Именно это и должна продемонстрировать «Сократовская меморабилия», направленная против софиста Канта и «просвещенного» негоцианта Беренса. Сократ приводил в бешенство афинян; Хаманн готов наговорить дерзостей кёнигсбергским и рижским бюргерам, выставить на посмешище их idées reçues, показать, что официальное христианство восемнадцатого столетия есть самое настоящее язычество, что истинный божий человек ближе к ворам, нищим и преступникам, к бродягам и грабителям с большой дороги – то есть к отбросам жизни, – чем к либерально настроенным лютеранским священникам и рационалистически мыслящим апологетам христианства.

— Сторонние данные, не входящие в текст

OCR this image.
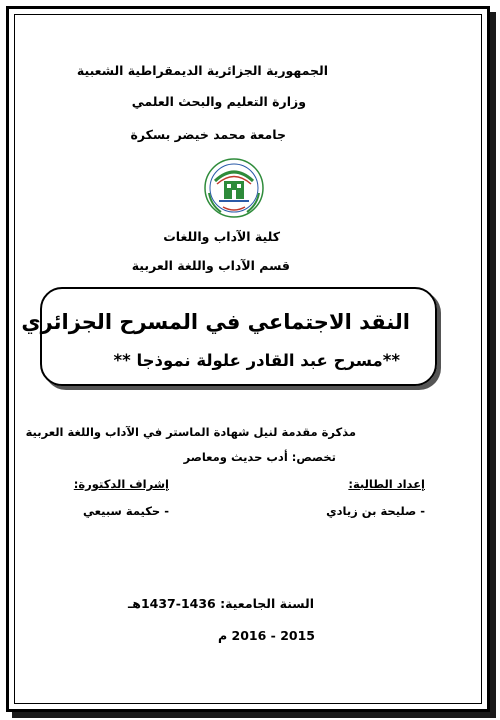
الجمهورية الجزائرية الديمقراطية الشعبية
وزارة التعليم والبحث العلمي
جامعة محمد خيضر بسكرة
كلية الآداب واللغات
قسم الآداب واللغة العربية
النقد الاجتماعي في المسرح الجزائري
**مسرح عبد القادر علولة نموذجا **
مذكرة مقدمة لنيل شهادة الماستر في الآداب واللغة العربية
تخصص: أدب حديث ومعاصر
إعداد الطالبة:
إشراف الدكتورة:
- صليحة بن زيادي
- حكيمة سبيعي
السنة الجامعية: 1436-1437هـ
2015 - 2016 م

Человек, привыкший к ироническому сомнению во всем, к ироническому же самоуничижению, наделенный внутренним светом, гипнотическим гением, выдвинутый средним классом épateur всех и всяческих бюргеров – вот что такое Сократ, вот что такое Хаманн.
Просвещение представляется Хаманну полной противоположностью всех естественных ценностей. В диатрибе, написанной в 1759 году и направленной против книги «Господин и слуга», вышедшей из-под пера его друга Фридриха Карла фон Мозера, – трактата, воспевающего просвещенный деспотизм, – он объявляет научный метод казуистикой, чисто макиавеллиевским способом манипулировать людьми; просвещенческая политика, по его мнению, оперирует людьми как машинами; он протестует против узурпации науки, которая превратилась из служанки человека, способной помочь ему в удовлетворении возвышенной и ничем не ограниченной творческой способности, в диктатора, который определяет его жизненную позицию во всех возможных ее аспектах – моральных, политических и личных.

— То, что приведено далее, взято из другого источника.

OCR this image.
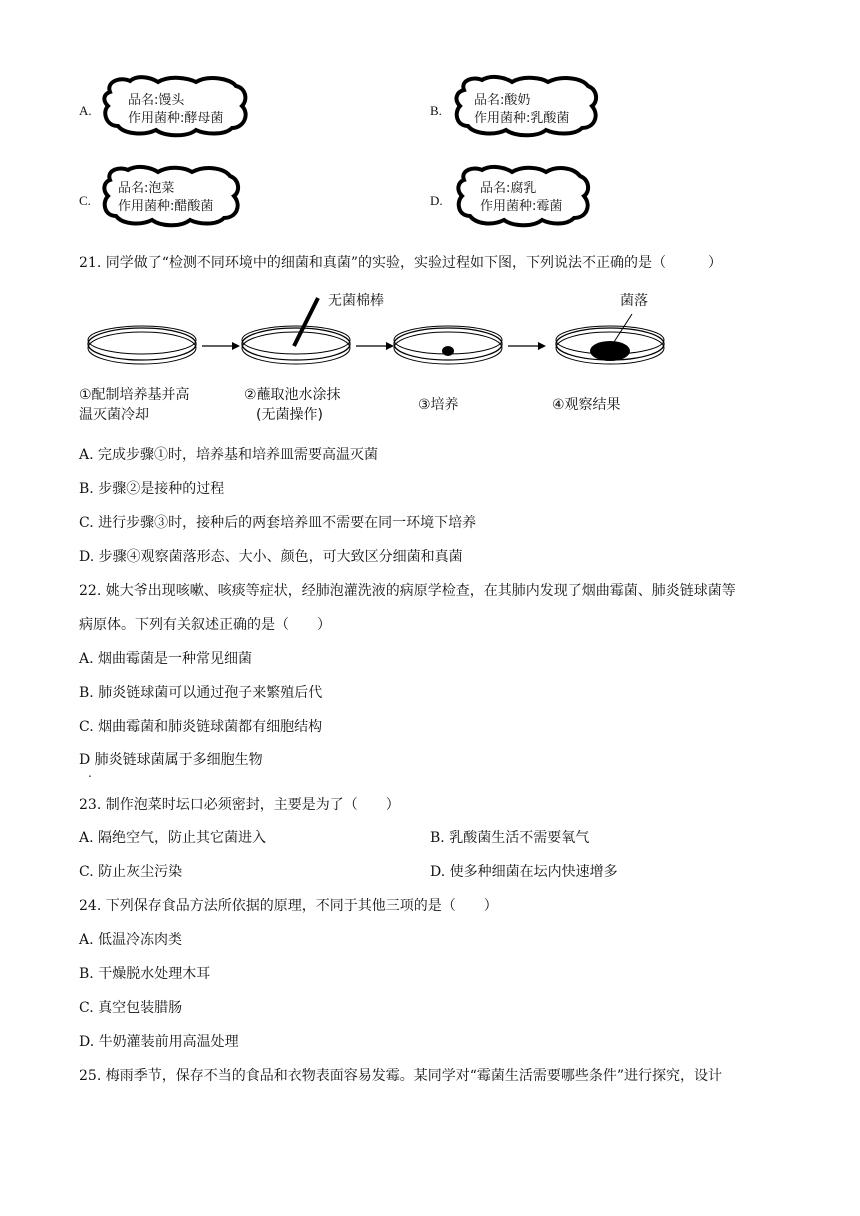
A.
品名:馒头
作用菌种:酵母菌
B.
品名:酸奶
作用菌种:乳酸菌
C.
品名:泡菜
作用菌种:醋酸菌	D.
品名:腐乳
作用菌种:霉菌
21. 同学做了“检测不同环境中的细菌和真菌”的实验，实验过程如下图，下列说法不正确的是（　　　）
无菌棉棒	菌落
①配制培养基并高
温灭菌冷却
②蘸取池水涂抹
(无菌操作)
③培养	④观察结果
A. 完成步骤①时，培养基和培养皿需要高温灭菌
B. 步骤②是接种的过程
C. 进行步骤③时，接种后的两套培养皿不需要在同一环境下培养
D. 步骤④观察菌落形态、大小、颜色，可大致区分细菌和真菌
22. 姚大爷出现咳嗽、咳痰等症状，经肺泡灌洗液的病原学检查，在其肺内发现了烟曲霉菌、肺炎链球菌等
病原体。下列有关叙述正确的是（　　）
A. 烟曲霉菌是一种常见细菌
B. 肺炎链球菌可以通过孢子来繁殖后代
C. 烟曲霉菌和肺炎链球菌都有细胞结构
D 肺炎链球菌属于多细胞生物
.
23. 制作泡菜时坛口必须密封，主要是为了（　　）
A. 隔绝空气，防止其它菌进入	B. 乳酸菌生活不需要氧气
C. 防止灰尘污染	D. 使多种细菌在坛内快速增多
24. 下列保存食品方法所依据的原理，不同于其他三项的是（　　）
A. 低温冷冻肉类
B. 干燥脱水处理木耳
C. 真空包装腊肠
D. 牛奶灌装前用高温处理
25. 梅雨季节，保存不当的食品和衣物表面容易发霉。某同学对“霉菌生活需要哪些条件”进行探究，设计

Хаманн вовсе не предлагает науке склониться перед какими-то положениями более высокого порядка – скажем, истинами откровения или аксиомами естественного закона и естественного права, сформулированными Аквинатом или Гроцием. Научным методам он противопоставляет эмпирическое познание – скорее практически, нежели теоретически, – доступное любому человеку, живущему в должных отношениях с Богом и природой (что это за отношения, нам еще предстоит увидеть). Слова суть фишки, утверждает он, невольно цитируя Гоббса; язык есть расхожая монета: гений вполне может пользоваться им должным образом, но чиновники превращают его, как они делают это со всем на свете, в бесплодную догму, которой молятся сами и молиться которой пытаются заставить всех вокруг. Из-за этого человеческие отношения превращаются в отношения механические, а то, что представляло собой живую истину или способность спонтанно реагировать на ситуацию должным образом – в мертвое правило, в кумира для идолопоклонников. Это – яростная проповедь против дегуманизации и овеществления, произнесенная задолго до того, как человечество начало мыслить в подобного рода терминах.

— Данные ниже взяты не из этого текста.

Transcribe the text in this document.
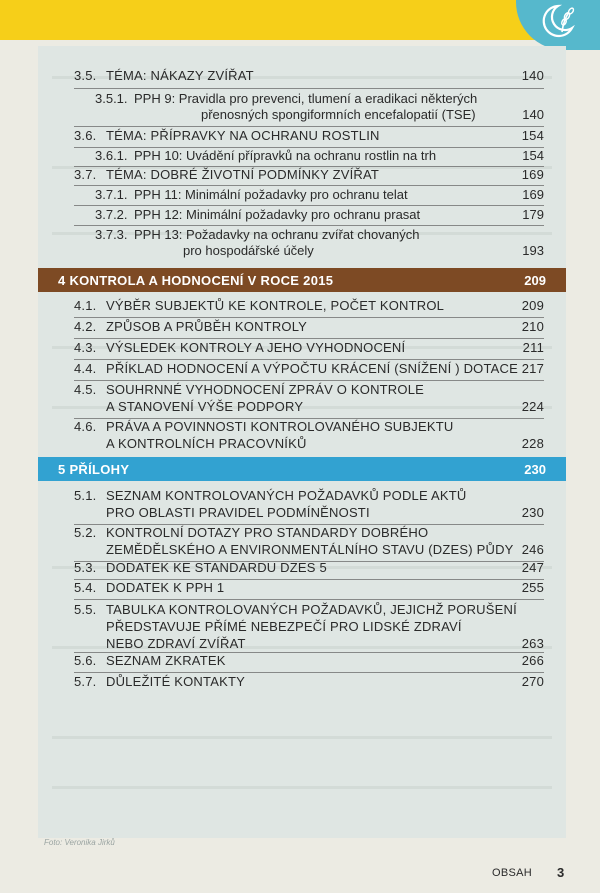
3.5. TÉMA: NÁKAZY ZVÍŘAT	140
3.5.1. PPH 9: Pravidla pro prevenci, tlumení a eradikaci některých
přenosných spongiformních encefalopatií (TSE)	140
3.6. TÉMA: PŘÍPRAVKY NA OCHRANU ROSTLIN	154
3.6.1. PPH 10: Uvádění přípravků na ochranu rostlin na trh	154
3.7. TÉMA: DOBRÉ ŽIVOTNÍ PODMÍNKY ZVÍŘAT	169
3.7.1. PPH 11: Minimální požadavky pro ochranu telat	169
3.7.2. PPH 12: Minimální požadavky pro ochranu prasat	179
3.7.3. PPH 13: Požadavky na ochranu zvířat chovaných
pro hospodářské účely	193
4 KONTROLA A HODNOCENÍ V ROCE 2015	209
4.1. VÝBĚR SUBJEKTŮ KE KONTROLE, POČET KONTROL	209
4.2. ZPŮSOB A PRŮBĚH KONTROLY	210
4.3. VÝSLEDEK KONTROLY A JEHO VYHODNOCENÍ	211
4.4. PŘÍKLAD HODNOCENÍ A VÝPOČTU KRÁCENÍ (SNÍŽENÍ ) DOTACE 217
4.5. SOUHRNNÉ VYHODNOCENÍ ZPRÁV O KONTROLE
A STANOVENÍ VÝŠE PODPORY	224
4.6. PRÁVA A POVINNOSTI KONTROLOVANÉHO SUBJEKTU
A KONTROLNÍCH PRACOVNÍKŮ	228
5 PŘÍLOHY	230
5.1. SEZNAM KONTROLOVANÝCH POŽADAVKŮ PODLE AKTŮ
PRO OBLASTI PRAVIDEL PODMÍNĚNOSTI	230
5.2. KONTROLNÍ DOTAZY PRO STANDARDY DOBRÉHO
ZEMĚDĚLSKÉHO A ENVIRONMENTÁLNÍHO STAVU (DZES) PŮDY 246
5.3. DODATEK KE STANDARDU DZES 5	247
5.4. DODATEK K PPH 1	255
5.5. TABULKA KONTROLOVANÝCH POŽADAVKŮ, JEJICHŽ PORUŠENÍ
PŘEDSTAVUJE PŘÍMÉ NEBEZPEČÍ PRO LIDSKÉ ZDRAVÍ
NEBO ZDRAVÍ ZVÍŘAT	263
5.6. SEZNAM ZKRATEK	266
5.7. DŮLEŽITÉ KONTAKTY	270
Foto: Veronika Jirků
OBSAH 3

Величайшим врагом Хаманна является необходимость – как метафизическая, так и научная. Она возникает в тех случаях, когда какое-то конкретное человеческое представление – момент озарения или обыденного понимания, в котором человек схватывает собственную ситуацию во всей ее полноте и понимает, как он должен действовать для того, чтобы достичь своих спонтанно осознанных целей, – претворяется в псевдообъективный источник власти, в формулу, закон, институцию, во что-то внешнее по отношению к человеку, что претендует на статус вечного, неизменного, универсального; в мир необходимых истин, математики, теологии, политики, физики, из разряда тех, которые отдельный человек не может создать и на которые не в силах оказать хоть какое-то влияние, – кристаллически ясный и чистый предмет обожествления со стороны атеистов. Хаманн категорически не желает принимать ничего подобного. Никакой необходимости наводить мосты между необходимыми и преходящими истинами не существует, потому что законы того мира, в котором живет человек, суть правила настолько же преходящие, насколько и простые «факты». Все сущее могло бы оказаться совершенно иным, если бы так было угодно Богу, и все еще может таковым оказаться. Творческие способности Бога безграничны, а у человека – ограниченны; ничто не установлено навечно, во всяком случае постольку, поскольку речь идет о мире людей – а за его пределами мы ничего не знаем, по крайней мере в этой нашей жизни. «Необходимое» относительно стабильно, «преходящее» относительно изменчиво, но все это вопрос степени, а не сути.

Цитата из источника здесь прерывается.